The formula: a² + b² = c²
Where a and b are the two legs (the sides meeting at the right angle) and c is the hypotenuse (the side opposite the right angle, which is always the longest).
Rearranged forms:
- Find the hypotenuse: c = √(a² + b²)
- Find a leg: a = √(c² − b²) or b = √(c² − a²)
The ancient trick that still works on construction sites: A rope or tape measure cut into a 3-4-5 ratio forms a perfect right angle. Stretch 3 units along one wall, 4 units along the other, and if the diagonal measures exactly 5 units, the corner is square. Carpenters and surveyors have been using this since before formal geometry existed.
Pythagorean triples are sets of three positive integers (a, b, c) that satisfy a² + b² = c². The classic ones:
- 3, 4, 5 → 9 + 16 = 25 ✓
- 5, 12, 13 → 25 + 144 = 169 ✓
- 8, 15, 17 → 64 + 225 = 289 ✓
- 7, 24, 25 → 49 + 576 = 625 ✓
- 9, 40, 41 → 81 + 1,600 = 1,681 ✓
- 20, 21, 29
- 12, 35, 37
Any whole-number multiple of a triple is also a triple. 6-8-10, 9-12-15, and 30-40-50 all derive from 3-4-5.
The converse is just as useful: if a triangle’s sides satisfy a² + b² = c², then the angle opposite c must be exactly 90°. Construction inspectors use this to verify framing. Out-of-square corners cause cabinets to bind, doors to stick, and floors to slope.
Worked example, a ladder problem: A 13 ft ladder rests against a wall with its base 5 ft from the wall. How high up does the ladder reach?
The ladder is the hypotenuse (c = 13). The base distance is one leg (b = 5). The height is the other leg (a):
a² = c² − b² = 169 − 25 = 144 a = 12 ft
Worked example, diagonal distance: You want to know the straight-line distance between two points on a coordinate plane: (1, 2) and (4, 6).
The horizontal separation is 3 (= 4 − 1) and the vertical separation is 4 (= 6 − 2). These form the legs of a right triangle whose hypotenuse is the diagonal you want:
d = √(3² + 4²) = √25 = 5 units
This is exactly the distance formula. It is the Pythagorean theorem dressed up for coordinate geometry.

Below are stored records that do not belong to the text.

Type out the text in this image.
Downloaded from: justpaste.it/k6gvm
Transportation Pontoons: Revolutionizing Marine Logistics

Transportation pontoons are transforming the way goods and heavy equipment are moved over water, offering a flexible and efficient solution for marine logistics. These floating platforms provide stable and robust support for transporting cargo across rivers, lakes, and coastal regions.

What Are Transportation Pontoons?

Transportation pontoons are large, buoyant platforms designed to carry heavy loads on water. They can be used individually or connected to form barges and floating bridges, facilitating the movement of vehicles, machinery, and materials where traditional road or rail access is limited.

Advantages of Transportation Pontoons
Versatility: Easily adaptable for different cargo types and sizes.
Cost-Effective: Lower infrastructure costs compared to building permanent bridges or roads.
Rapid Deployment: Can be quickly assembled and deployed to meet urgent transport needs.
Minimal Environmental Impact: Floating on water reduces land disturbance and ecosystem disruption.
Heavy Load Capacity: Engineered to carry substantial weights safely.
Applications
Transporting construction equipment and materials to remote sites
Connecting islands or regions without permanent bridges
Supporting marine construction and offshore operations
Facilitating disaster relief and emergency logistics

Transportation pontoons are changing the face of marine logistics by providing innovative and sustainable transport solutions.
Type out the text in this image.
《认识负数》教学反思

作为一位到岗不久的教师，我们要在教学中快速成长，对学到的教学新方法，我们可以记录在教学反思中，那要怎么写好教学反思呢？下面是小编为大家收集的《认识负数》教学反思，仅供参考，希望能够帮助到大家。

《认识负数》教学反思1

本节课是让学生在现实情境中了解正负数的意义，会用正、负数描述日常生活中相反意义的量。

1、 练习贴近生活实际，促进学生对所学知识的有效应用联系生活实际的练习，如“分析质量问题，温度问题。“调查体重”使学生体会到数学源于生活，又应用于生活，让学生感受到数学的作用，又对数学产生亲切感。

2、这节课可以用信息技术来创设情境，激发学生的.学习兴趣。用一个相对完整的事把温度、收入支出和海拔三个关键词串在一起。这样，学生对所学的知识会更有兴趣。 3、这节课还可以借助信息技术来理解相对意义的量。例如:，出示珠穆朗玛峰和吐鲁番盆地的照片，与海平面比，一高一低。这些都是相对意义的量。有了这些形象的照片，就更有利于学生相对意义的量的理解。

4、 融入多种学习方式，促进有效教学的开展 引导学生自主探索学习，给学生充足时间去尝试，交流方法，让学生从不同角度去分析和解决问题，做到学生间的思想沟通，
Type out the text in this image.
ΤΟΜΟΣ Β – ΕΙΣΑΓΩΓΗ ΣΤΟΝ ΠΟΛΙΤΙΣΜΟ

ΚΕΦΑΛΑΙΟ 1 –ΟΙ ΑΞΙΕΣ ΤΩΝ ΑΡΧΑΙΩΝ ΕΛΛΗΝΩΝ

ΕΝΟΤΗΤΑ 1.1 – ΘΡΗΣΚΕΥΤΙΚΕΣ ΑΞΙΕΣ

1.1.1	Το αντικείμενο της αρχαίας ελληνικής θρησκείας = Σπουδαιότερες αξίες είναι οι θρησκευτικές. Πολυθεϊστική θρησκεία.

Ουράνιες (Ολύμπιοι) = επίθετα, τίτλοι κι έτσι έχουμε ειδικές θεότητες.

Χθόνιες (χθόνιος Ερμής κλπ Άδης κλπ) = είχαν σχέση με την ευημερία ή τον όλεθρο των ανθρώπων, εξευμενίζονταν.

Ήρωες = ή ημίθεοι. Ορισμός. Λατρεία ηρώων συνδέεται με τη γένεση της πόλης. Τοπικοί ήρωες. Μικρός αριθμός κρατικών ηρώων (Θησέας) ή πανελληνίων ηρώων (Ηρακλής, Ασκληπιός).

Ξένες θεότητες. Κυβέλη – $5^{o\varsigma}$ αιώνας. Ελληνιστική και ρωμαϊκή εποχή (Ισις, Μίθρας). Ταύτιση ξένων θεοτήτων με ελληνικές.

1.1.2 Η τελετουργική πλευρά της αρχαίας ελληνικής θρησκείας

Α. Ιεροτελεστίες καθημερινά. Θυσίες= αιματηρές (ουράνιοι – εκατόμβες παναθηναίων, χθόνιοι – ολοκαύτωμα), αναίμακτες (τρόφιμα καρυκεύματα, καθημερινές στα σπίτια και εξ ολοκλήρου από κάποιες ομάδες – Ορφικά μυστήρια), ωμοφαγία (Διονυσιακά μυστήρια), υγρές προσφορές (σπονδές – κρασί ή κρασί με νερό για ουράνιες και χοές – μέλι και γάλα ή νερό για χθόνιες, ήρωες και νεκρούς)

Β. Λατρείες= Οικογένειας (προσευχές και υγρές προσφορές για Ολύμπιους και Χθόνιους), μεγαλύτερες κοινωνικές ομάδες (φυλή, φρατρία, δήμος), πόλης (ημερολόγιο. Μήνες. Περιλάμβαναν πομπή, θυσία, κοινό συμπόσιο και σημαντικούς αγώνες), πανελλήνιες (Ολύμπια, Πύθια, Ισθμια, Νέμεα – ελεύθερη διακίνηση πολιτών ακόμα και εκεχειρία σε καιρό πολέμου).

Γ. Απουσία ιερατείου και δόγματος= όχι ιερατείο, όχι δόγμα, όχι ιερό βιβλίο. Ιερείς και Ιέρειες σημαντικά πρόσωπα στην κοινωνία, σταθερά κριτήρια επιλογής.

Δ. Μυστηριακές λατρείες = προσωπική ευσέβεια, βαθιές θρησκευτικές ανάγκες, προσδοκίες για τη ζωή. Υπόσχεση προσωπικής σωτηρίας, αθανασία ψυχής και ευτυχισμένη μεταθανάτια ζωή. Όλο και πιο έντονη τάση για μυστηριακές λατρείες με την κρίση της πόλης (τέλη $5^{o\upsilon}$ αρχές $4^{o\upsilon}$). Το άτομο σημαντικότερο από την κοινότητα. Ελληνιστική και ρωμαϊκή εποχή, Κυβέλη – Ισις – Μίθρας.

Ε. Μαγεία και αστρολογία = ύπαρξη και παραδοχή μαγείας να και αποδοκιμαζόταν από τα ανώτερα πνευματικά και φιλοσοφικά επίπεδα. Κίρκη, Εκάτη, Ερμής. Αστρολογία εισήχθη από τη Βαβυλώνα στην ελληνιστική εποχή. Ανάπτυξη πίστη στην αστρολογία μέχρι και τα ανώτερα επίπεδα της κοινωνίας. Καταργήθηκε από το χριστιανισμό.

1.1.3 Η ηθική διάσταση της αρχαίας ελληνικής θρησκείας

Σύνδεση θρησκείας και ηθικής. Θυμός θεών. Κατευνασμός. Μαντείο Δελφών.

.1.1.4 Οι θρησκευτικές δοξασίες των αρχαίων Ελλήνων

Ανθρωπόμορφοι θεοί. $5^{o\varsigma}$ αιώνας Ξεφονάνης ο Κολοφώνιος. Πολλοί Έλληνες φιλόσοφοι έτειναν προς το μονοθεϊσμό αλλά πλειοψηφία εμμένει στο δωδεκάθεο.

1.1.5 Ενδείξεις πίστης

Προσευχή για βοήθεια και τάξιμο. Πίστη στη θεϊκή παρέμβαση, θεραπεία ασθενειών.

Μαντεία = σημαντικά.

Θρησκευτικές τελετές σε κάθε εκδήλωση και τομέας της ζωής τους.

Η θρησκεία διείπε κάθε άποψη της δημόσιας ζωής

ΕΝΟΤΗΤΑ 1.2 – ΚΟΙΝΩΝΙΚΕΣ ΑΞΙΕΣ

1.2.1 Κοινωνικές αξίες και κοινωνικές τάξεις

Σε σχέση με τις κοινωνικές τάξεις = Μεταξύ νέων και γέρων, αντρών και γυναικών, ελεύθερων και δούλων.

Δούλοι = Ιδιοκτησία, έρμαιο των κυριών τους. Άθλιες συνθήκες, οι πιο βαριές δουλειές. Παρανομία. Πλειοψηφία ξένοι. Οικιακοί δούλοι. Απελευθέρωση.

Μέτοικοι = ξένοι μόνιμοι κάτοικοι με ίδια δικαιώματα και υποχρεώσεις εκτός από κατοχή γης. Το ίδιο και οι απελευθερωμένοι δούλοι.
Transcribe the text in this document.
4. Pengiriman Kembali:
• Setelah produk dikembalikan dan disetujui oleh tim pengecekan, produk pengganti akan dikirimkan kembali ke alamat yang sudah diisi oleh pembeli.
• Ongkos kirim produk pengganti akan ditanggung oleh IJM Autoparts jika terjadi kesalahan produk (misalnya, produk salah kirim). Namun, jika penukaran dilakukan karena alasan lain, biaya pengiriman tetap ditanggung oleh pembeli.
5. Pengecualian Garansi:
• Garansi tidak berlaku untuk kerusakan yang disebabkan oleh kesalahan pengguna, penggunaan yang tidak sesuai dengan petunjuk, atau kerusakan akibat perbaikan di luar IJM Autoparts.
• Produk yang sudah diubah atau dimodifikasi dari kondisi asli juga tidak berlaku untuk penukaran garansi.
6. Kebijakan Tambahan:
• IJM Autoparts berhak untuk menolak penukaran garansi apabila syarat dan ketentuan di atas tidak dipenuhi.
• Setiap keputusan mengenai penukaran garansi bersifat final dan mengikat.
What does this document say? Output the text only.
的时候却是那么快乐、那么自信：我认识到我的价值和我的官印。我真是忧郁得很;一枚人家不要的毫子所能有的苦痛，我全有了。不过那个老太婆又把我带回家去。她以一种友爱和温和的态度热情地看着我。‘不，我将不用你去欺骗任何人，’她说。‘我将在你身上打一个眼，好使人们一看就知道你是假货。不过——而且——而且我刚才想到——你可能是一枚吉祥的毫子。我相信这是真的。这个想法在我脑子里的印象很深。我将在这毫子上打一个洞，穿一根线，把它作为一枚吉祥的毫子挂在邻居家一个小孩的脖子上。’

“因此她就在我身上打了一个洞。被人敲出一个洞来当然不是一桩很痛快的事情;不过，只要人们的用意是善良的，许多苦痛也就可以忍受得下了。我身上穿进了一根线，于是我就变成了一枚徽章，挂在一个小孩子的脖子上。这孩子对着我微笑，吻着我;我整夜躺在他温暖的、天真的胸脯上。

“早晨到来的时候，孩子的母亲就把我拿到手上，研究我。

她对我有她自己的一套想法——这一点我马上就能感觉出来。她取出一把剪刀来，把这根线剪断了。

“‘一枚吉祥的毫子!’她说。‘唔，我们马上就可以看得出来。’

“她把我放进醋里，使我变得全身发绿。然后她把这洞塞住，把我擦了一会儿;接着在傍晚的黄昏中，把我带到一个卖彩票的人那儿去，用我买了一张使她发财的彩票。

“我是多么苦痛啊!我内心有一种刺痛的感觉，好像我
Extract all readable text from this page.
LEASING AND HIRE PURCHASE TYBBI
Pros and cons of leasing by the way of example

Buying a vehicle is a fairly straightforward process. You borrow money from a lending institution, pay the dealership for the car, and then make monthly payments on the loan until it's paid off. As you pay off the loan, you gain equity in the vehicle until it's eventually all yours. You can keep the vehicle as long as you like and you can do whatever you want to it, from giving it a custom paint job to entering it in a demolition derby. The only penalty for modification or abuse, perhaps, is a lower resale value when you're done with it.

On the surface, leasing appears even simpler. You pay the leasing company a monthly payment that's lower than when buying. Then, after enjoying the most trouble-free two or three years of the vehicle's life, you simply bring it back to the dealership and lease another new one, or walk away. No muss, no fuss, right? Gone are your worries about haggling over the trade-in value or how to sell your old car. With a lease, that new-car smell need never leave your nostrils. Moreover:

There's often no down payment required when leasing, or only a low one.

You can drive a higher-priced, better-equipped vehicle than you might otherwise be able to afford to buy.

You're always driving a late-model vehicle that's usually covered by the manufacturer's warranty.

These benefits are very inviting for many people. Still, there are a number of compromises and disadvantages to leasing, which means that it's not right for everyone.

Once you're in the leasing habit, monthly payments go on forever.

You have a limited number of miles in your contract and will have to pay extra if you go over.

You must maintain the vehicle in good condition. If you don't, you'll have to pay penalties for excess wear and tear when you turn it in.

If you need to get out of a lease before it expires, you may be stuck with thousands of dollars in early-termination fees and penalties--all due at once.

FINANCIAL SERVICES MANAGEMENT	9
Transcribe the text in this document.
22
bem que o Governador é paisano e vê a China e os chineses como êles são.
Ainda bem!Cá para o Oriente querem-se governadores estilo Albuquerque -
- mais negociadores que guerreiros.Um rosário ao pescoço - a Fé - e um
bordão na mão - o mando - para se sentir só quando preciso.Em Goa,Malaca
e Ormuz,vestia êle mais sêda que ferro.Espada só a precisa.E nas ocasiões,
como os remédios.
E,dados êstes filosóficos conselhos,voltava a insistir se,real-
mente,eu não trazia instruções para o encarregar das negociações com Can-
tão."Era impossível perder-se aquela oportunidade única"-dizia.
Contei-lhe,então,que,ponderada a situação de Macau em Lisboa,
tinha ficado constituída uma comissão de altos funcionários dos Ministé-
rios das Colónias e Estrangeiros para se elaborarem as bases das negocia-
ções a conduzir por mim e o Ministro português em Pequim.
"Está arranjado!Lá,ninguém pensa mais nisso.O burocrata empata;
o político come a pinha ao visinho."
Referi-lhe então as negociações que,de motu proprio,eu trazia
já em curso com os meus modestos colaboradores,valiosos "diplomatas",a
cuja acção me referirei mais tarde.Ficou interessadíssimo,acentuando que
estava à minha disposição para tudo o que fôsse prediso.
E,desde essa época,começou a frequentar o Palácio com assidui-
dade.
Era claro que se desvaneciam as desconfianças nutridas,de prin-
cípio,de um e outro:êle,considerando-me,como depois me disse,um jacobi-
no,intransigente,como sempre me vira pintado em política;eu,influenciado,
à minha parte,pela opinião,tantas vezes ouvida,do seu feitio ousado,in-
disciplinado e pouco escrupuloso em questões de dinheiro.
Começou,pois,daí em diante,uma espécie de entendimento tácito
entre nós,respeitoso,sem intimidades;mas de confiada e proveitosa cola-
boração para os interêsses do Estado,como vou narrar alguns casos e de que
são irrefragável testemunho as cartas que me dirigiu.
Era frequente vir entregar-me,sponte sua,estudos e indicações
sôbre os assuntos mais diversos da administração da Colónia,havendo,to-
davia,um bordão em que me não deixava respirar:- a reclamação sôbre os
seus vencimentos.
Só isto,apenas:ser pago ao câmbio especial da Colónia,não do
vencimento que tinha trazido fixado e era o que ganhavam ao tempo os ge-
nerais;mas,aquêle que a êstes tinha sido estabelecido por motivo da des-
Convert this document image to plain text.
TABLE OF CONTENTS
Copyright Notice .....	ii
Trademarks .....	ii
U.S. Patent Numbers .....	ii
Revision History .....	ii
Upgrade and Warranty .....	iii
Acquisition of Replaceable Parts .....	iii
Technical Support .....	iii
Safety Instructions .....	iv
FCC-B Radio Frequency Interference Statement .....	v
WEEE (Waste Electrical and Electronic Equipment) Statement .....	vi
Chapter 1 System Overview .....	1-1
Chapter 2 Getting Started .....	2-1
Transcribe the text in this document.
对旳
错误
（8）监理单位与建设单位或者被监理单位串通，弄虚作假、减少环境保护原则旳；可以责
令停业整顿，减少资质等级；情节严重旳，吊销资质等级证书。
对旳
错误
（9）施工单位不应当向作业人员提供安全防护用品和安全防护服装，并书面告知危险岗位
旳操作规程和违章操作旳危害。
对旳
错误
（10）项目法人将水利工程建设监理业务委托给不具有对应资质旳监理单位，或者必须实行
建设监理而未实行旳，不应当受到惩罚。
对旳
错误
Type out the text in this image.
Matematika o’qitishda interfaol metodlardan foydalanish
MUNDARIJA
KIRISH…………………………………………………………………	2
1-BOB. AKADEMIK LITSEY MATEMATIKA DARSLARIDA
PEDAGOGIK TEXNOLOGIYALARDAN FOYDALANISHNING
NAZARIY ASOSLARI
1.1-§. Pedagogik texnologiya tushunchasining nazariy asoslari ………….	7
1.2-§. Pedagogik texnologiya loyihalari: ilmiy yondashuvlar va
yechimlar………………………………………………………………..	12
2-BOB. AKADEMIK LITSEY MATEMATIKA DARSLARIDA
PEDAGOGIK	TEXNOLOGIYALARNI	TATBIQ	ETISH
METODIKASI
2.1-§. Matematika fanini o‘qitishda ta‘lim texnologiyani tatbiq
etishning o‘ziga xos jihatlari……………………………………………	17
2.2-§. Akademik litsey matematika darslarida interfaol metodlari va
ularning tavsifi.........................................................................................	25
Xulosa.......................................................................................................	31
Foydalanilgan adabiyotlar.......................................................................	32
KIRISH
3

In 3D: The theorem extends naturally. The diagonal of a rectangular box with sides a, b, c is √(a² + b² + c²). This shows up in physics (vector magnitudes), graphics (camera distance), navigation (3D position differences), and structural engineering (diagonal bracing).
When it does not apply: The Pythagorean theorem only works for right triangles. For any other triangle, use the Law of Cosines: c² = a² + b² − 2ab·cos(C), which reduces to a² + b² = c² when C = 90° (cos 90° = 0).